Но Зембал прекрасно все знал: как Пастуха купил вагон кукурузы у оптовика Гекша, когда у того горела земля под ногами. Купил в кредит. У Пастухи в Правно была хорошая репутация, и старый Гекш, надеясь на лучшее, продал ему кукурузу, когда аризовали[3] еврейское имущество. Лавку Гекша переписал на себя Махонь и подал на Пастуху в суд.
— Суд! Но я не заплачу ни гроша, пусть он на меня хоть десяток адвокатов напустит. У Гекша купил, Гекшу и заплачу. Пусть Махонь ко мне его приведет.
— Гекш, говорят, сбежал.
— А мне наплевать на это. Пусть он ко мне его приведет. Махоню, этому святоше, я платить не намерен, не намерен и не намерен! — кричал Пастуха, топая ногами в огромных шлепанцах.

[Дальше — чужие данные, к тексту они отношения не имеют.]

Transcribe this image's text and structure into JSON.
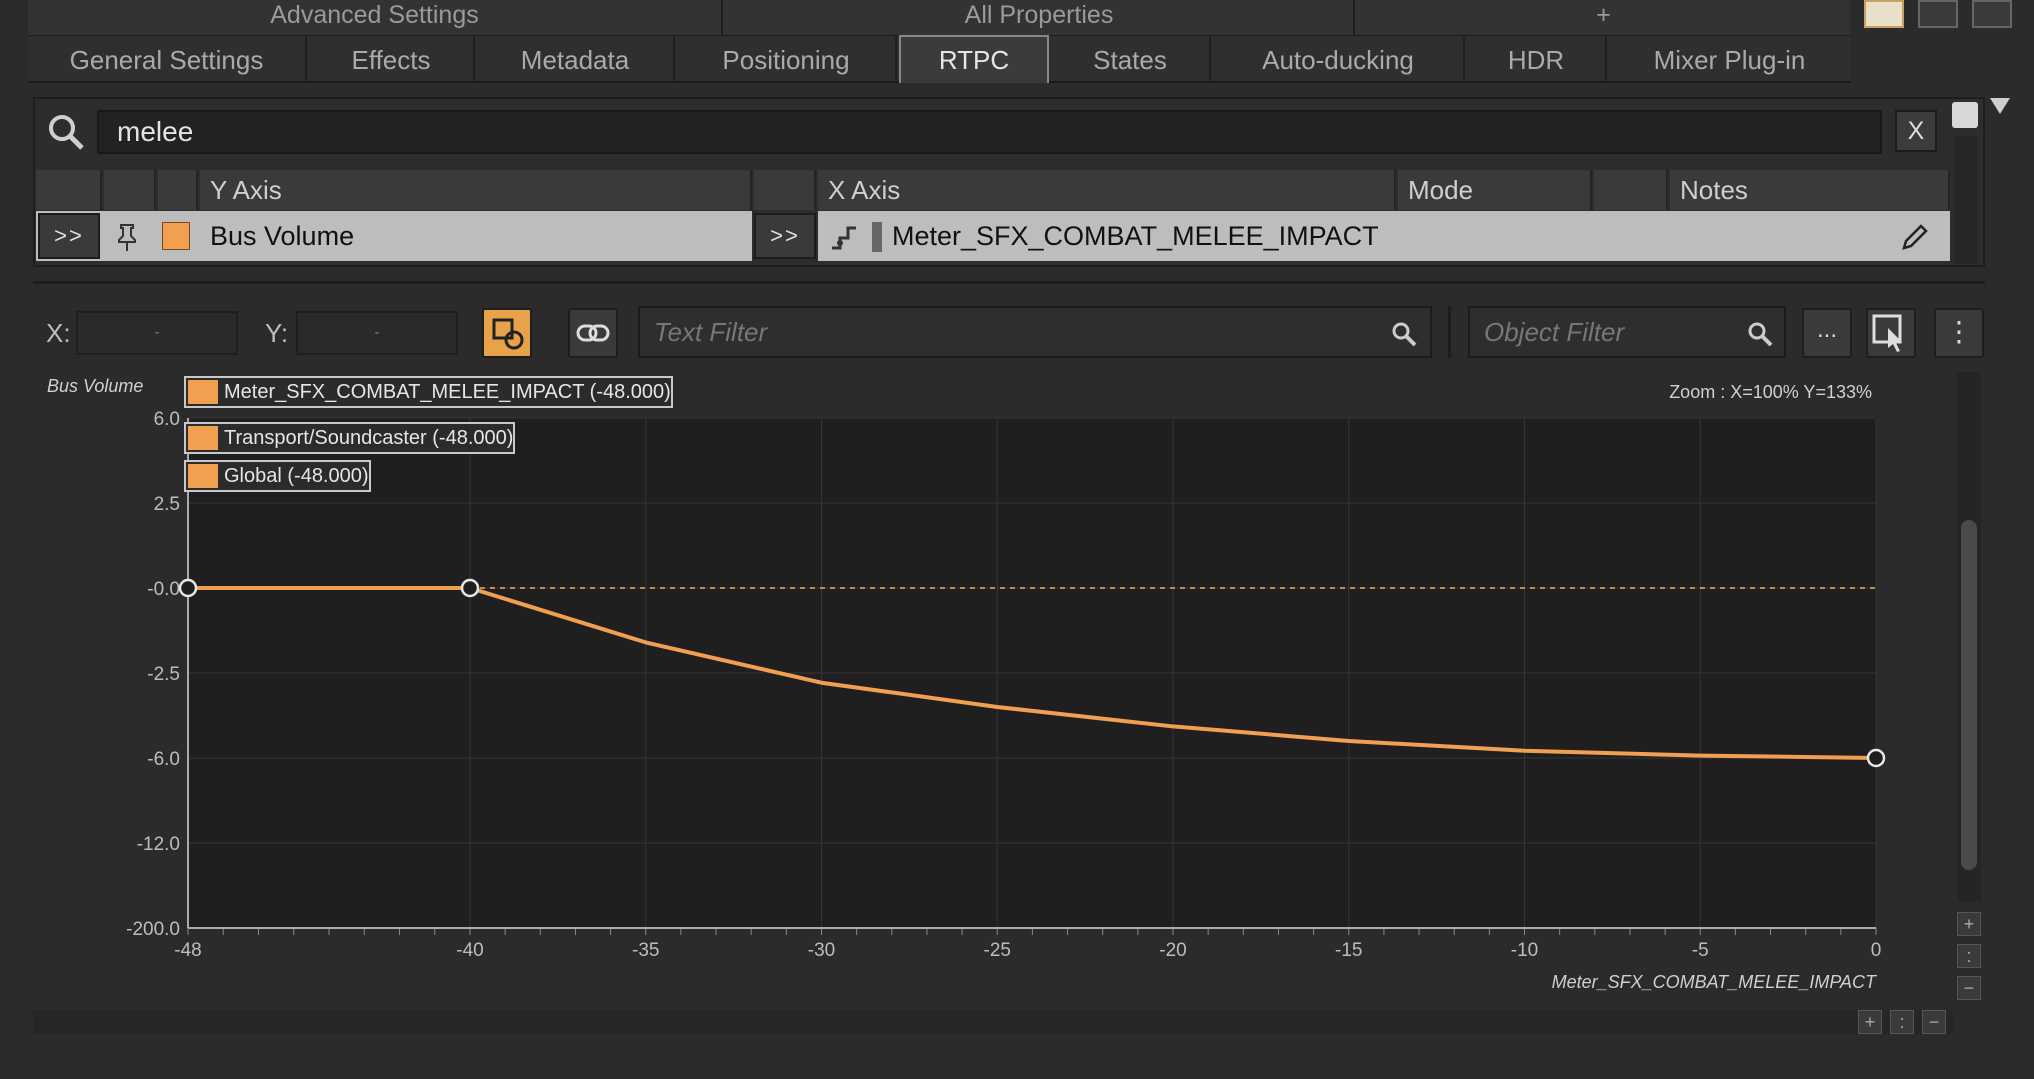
{
  "top_tabs": [
    "Advanced Settings",
    "All Properties",
    "+"
  ],
  "tabs": [
    "General Settings",
    "Effects",
    "Metadata",
    "Positioning",
    "RTPC",
    "States",
    "Auto-ducking",
    "HDR",
    "Mixer Plug-in"
  ],
  "active_tab": "RTPC",
  "search": {
    "value": "melee",
    "clear_label": "X"
  },
  "table": {
    "headers": {
      "y_axis": "Y Axis",
      "x_axis": "X Axis",
      "mode": "Mode",
      "notes": "Notes"
    },
    "row": {
      "expand_label": ">>",
      "y_axis": "Bus Volume",
      "x_expand_label": ">>",
      "x_axis": "Meter_SFX_COMBAT_MELEE_IMPACT"
    }
  },
  "toolbar": {
    "x_label": "X:",
    "x_value": "-",
    "y_label": "Y:",
    "y_value": "-",
    "text_filter_placeholder": "Text Filter",
    "object_filter_placeholder": "Object Filter",
    "more_label": "...",
    "menu_label": "⋮"
  },
  "colors": {
    "curve": "#f0a050",
    "accent": "#f0a050"
  },
  "chart_data": {
    "type": "line",
    "ylabel": "Bus Volume",
    "xlabel": "Meter_SFX_COMBAT_MELEE_IMPACT",
    "zoom_label": "Zoom : X=100% Y=133%",
    "legend": [
      "Meter_SFX_COMBAT_MELEE_IMPACT (-48.000)",
      "Transport/Soundcaster (-48.000)",
      "Global (-48.000)"
    ],
    "y_ticks": [
      "6.0",
      "2.5",
      "-0.0",
      "-2.5",
      "-6.0",
      "-12.0",
      "-200.0"
    ],
    "x_ticks": [
      "-48",
      "-40",
      "-35",
      "-30",
      "-25",
      "-20",
      "-15",
      "-10",
      "-5",
      "0"
    ],
    "xlim": [
      -48,
      0
    ],
    "points": [
      {
        "x": -48,
        "y": 0
      },
      {
        "x": -40,
        "y": 0
      },
      {
        "x": 0,
        "y": -6
      }
    ],
    "curve_samples": [
      {
        "x": -40,
        "y": 0
      },
      {
        "x": -35,
        "y": -1.6
      },
      {
        "x": -30,
        "y": -2.9
      },
      {
        "x": -25,
        "y": -3.9
      },
      {
        "x": -20,
        "y": -4.7
      },
      {
        "x": -15,
        "y": -5.3
      },
      {
        "x": -10,
        "y": -5.7
      },
      {
        "x": -5,
        "y": -5.9
      },
      {
        "x": 0,
        "y": -6
      }
    ],
    "reference_line_y": 0
  }
}
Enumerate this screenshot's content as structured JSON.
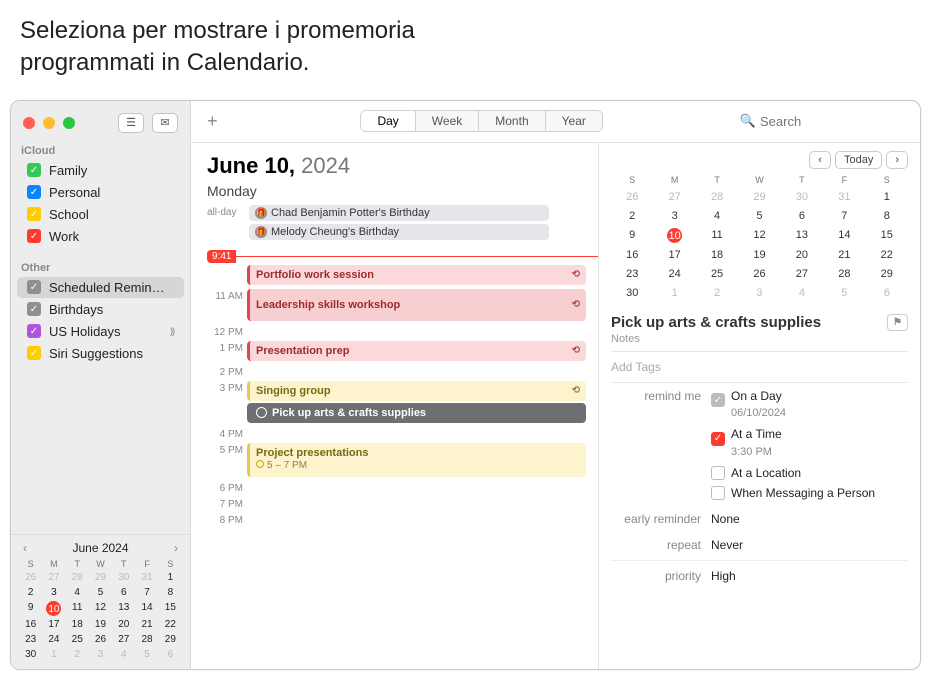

— Держись! Стой на своем! Я знаю, ты Махоня одолеешь. Как пить дать одолеешь. Не стоило ему с тобой связываться, Пастуха! Ведь одна твоя фамилия чего стоит! Разве не так? По-моему, так, клянусь богом, так.
— Не заплачу Махоню! Ни за что! Где ему со мной тягаться! Выпьешь? Глоток сливовицы у меня всегда найдется. Да. Когда речь идет о порядочном человеке, я рюмки и даже двух не пожалею. Это всему свету известно. Капельку пропущу и я. Опять меня трясет проклятая лихоманка.
С этими словами Пастуха достал из кухонного шкафа бутылку и поставил ее на стол.
— Ну… так и быть по-твоему.
Они пожелали друг другу здоровья и выпили.
— И на вкус хороша, и крепкая. Эх, Пастуха, что же со мной-то будет? Ты ничего мне не сказал насчет Лукана. А знаешь, нынче я его деревья пересчитал. Ты не поверишь: семьсот семьдесят девять деревьев! Целое состояние! У него денег куры не клюют.
— Лукан? Деревья? Что ты мелешь? Какие деревья?
— Те, что вдоль дороги растут между Правно и Планицей. Две аллеи, как он сам говорит. Да ну тебя, будто ничего не знаешь!
— Ну-ну, да тебе, видно, невдомек, на чем свет держится. Разве это его деревья? Государственные они.
— Иисусе Назаретский!
Не спрашивая разрешения, Зембал налил себе рюмку и выпил.
— Кое-что ему, понятно, перепадает. Но деревья-то государственные. Насколько мне известно, он имеет право на одно дерево. Может его выбрать и, конечно, выбирает, какое лучше уродило. У дорожного мастера их четыре. Поважнее человек — и деревьев побольше. Все справедливо. Остальной урожай продают с торгов. Кое-что при этом и ему перепадает. Но чтоб денег куры не клевали, такой чуши я не слыхал. До чего бы мы тогда дошли?